Line 179, suggest tempering the “remarkable” assessment of the results, and as
mentioned before, the lack of routine HIV testing limits the reliability of these findings
in that subset. Thus suggest stating that “these findings demonstrate that in a
programmatic setting culture is of expectedly higher yield, requiring 9 additional
specimens to detect one additional case of TB, and in HIV infected patients, the
number of additional specimens may be as low as 3.”
Agree, we have made the suggested change.
Major limitations to implementation are cost and laboratory training/expertise rather
than lack of knowledge that culture will increase yield. A comment addressing the
anticipated cost of scaling up laboratory services compared to theoretical missed
cases of TB will be important.
We have added a note regarding the cost of scaling up lab services in the discussion.
The paragraph on comparison to Xpert and other rapid molecular technologies is
important but the sensitivity and specificity, as mentioned, is known in various
settings. It may be preferable to discuss the advantages and disadvantages of the
molecular technologies compared to culture with respect to the total number of
patients started on treatment, the time-to-treatment initiation, and the time-totreatment initiation with an active regimen based on DST.
This is an interesting point, but as noted above, our dataset predates Xpert, so a
detailed discussion contrasting molecular vs. culture-based diagnosis would be largely a
theoretical discussion, not informed by the data from this study. We prefer our
discussion to be directly pertinent to the study we describe and not use the discussion
as a platform for extrapolation to other diagnostic modalities for which we have no
data.
b) Minor revisions:
Line 68 typo, “however”
The typo was corrected.
Line 96, will need red font color changed to black
The font color was corrected.
Line 124-127 is confusing. I take this to read scanty smears were considered positive?
If so, then can simply state eliminate reference to prior WHO definition and previous
published work.
We have simplified the text in that regard.
Line 133, were NTM + cultures actually excluded from analysis? Should these not have
been considered as SPCN? Or smear positive, culture not TB? In other settings without
culture these patients would be treated as having TB. How would this have influenced
yield? It does not appear necessary to re-analyze these data, but rather comment
within the discussion.
We have added more information on NTM. However, we have decided to remove them
from the analysis as they only were found in 30 SE.
Line 143, by what statistical method was HIV influence analyzed? This line is a little
vague.
This was indeed vague and a correction was made.
Line 190, reference mislabeled?
We are not sure of which reference but we have verified all references.
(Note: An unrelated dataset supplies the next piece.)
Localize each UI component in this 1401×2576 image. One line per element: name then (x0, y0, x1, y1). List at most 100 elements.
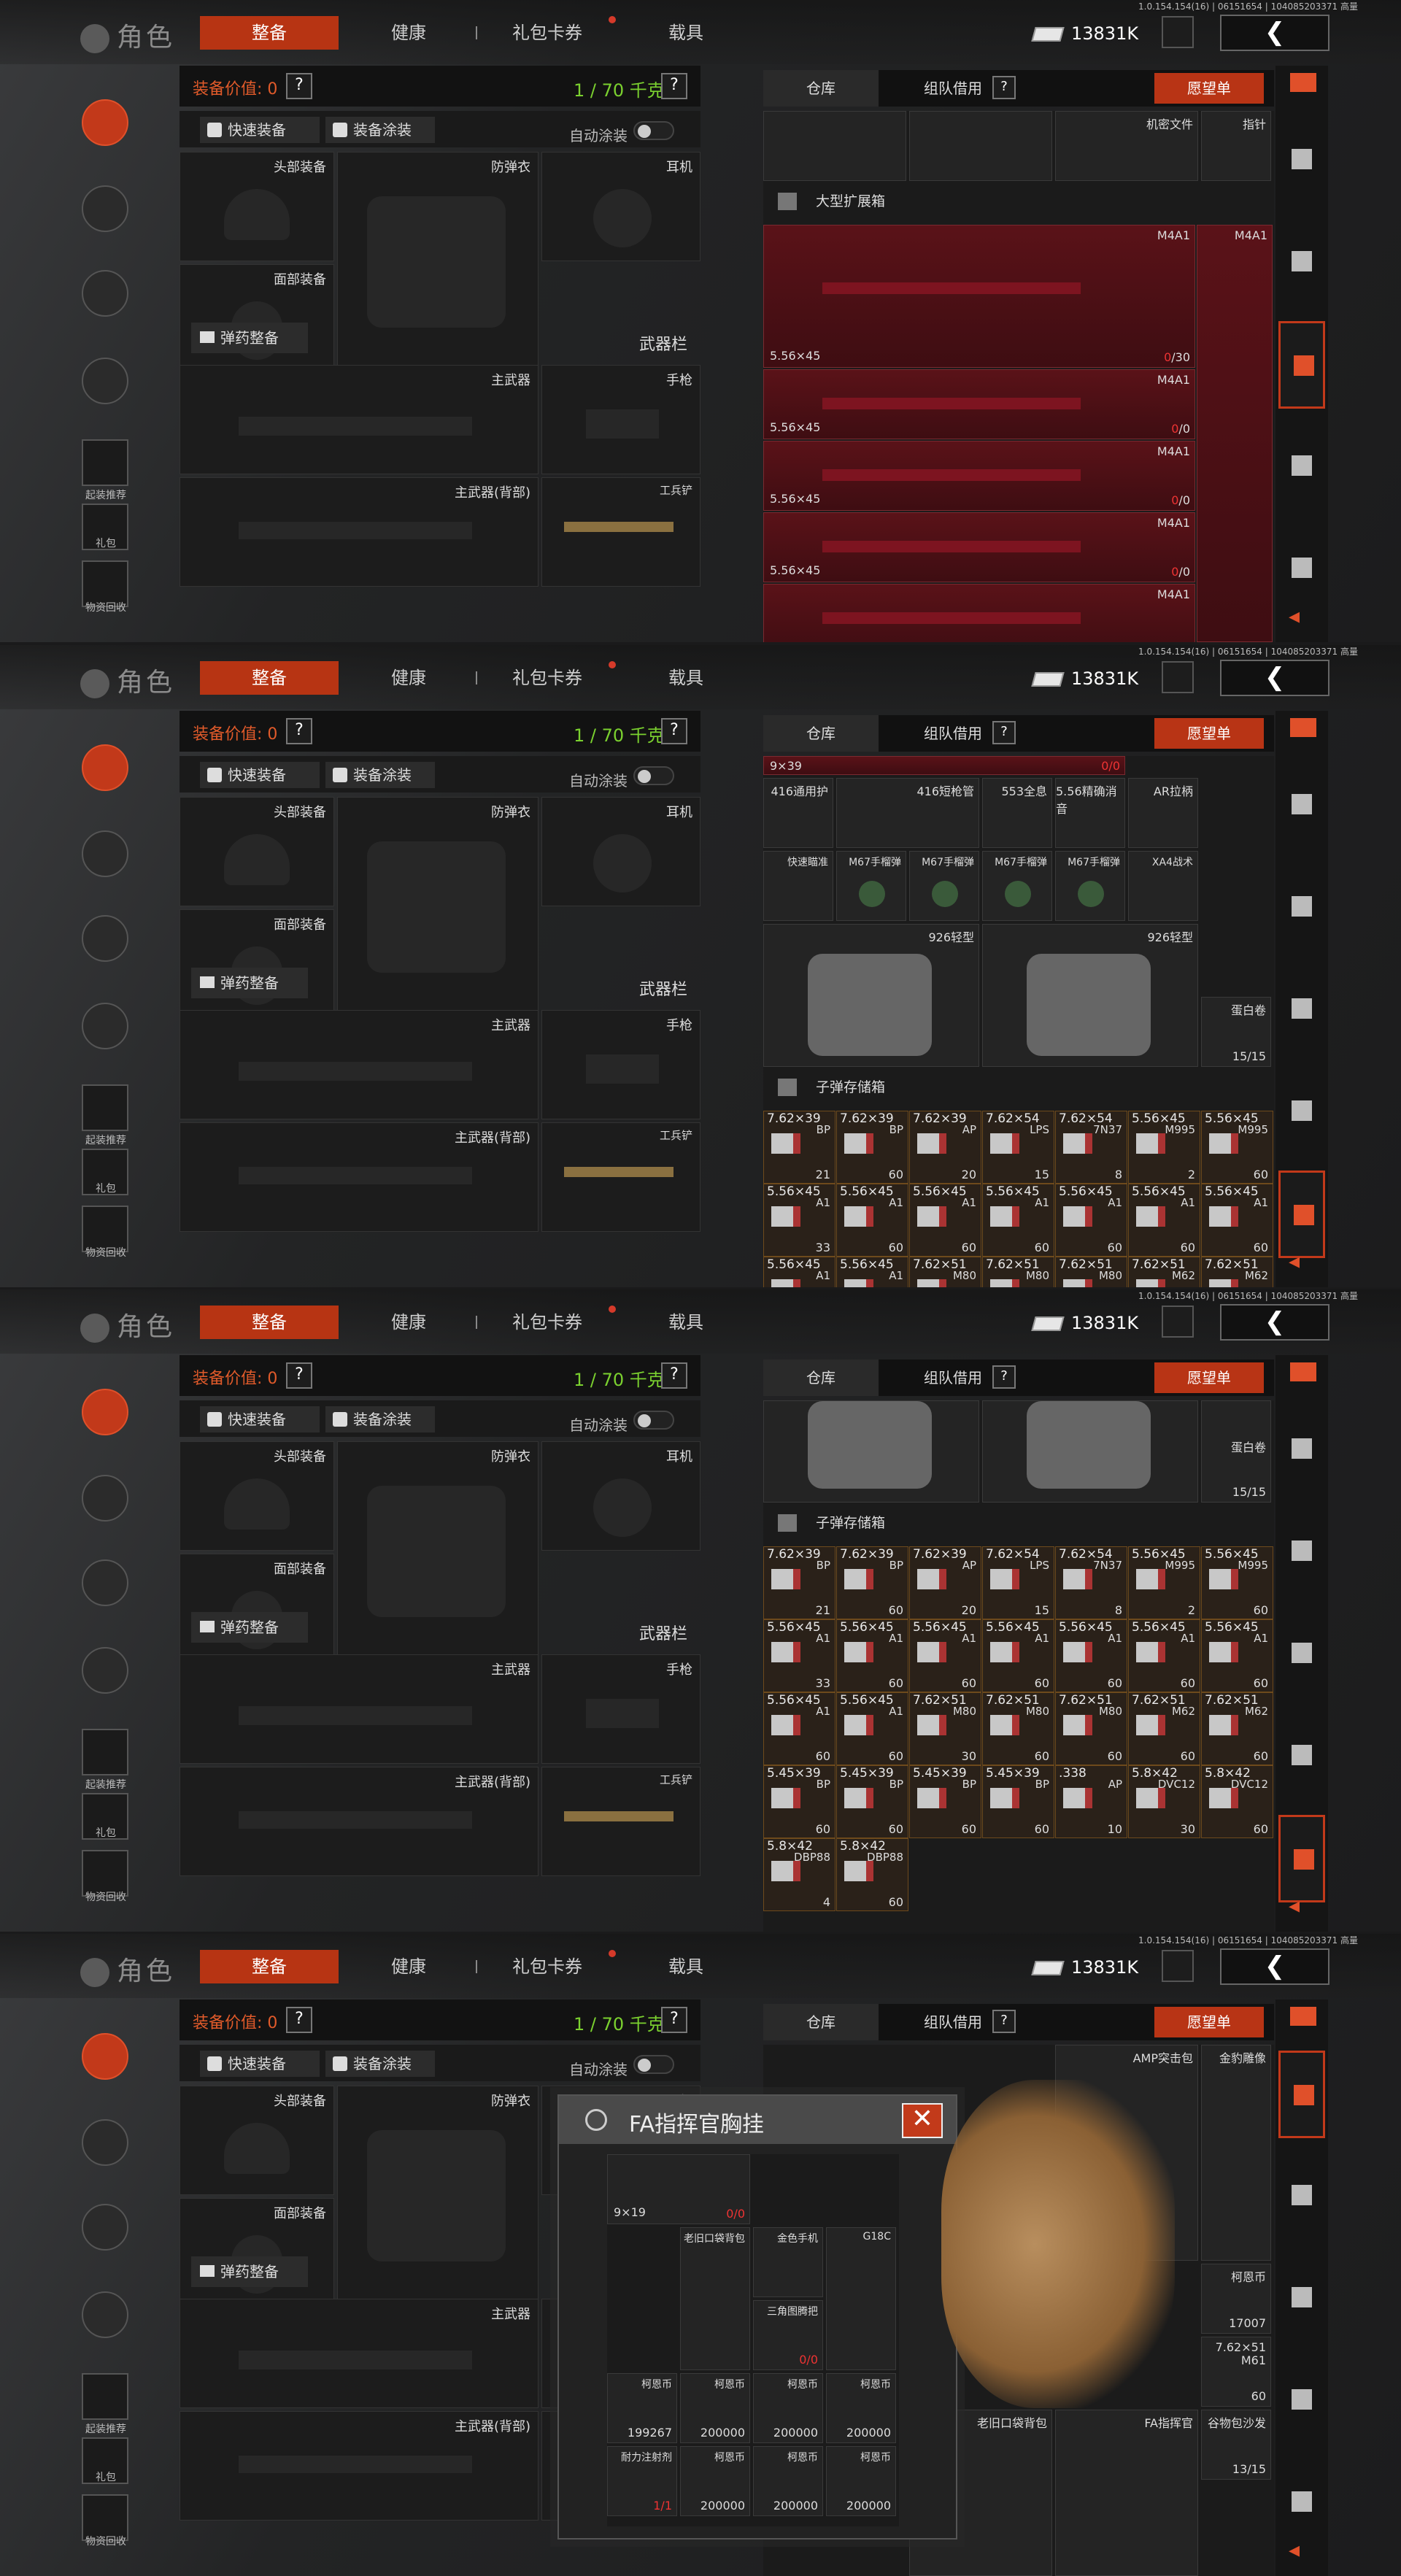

Line 208, AY and RY are introduced for the first time in the text and should be spelled
out for clarification.
The correction was made
Line 239, DST is used for the first time in the text and should be spelled out for
clarification.
The correction was made
c) Discretionary:
Line 62 redundant, could just say “However, smear microscopy has a detection limit of
about 5000-10 000 organisms/mL [3]- compared to 10-100 organisms/mL for culture
[4]”
Arguably there is some redundancy here, but we consider this a key concept for the
manuscript. All TB patients with < 5000 bacterial / mL of sputum will be classified as
smear-negative in a microscopy-based diagnostic program. In this case, we prefer to be
redundant in order to make this point.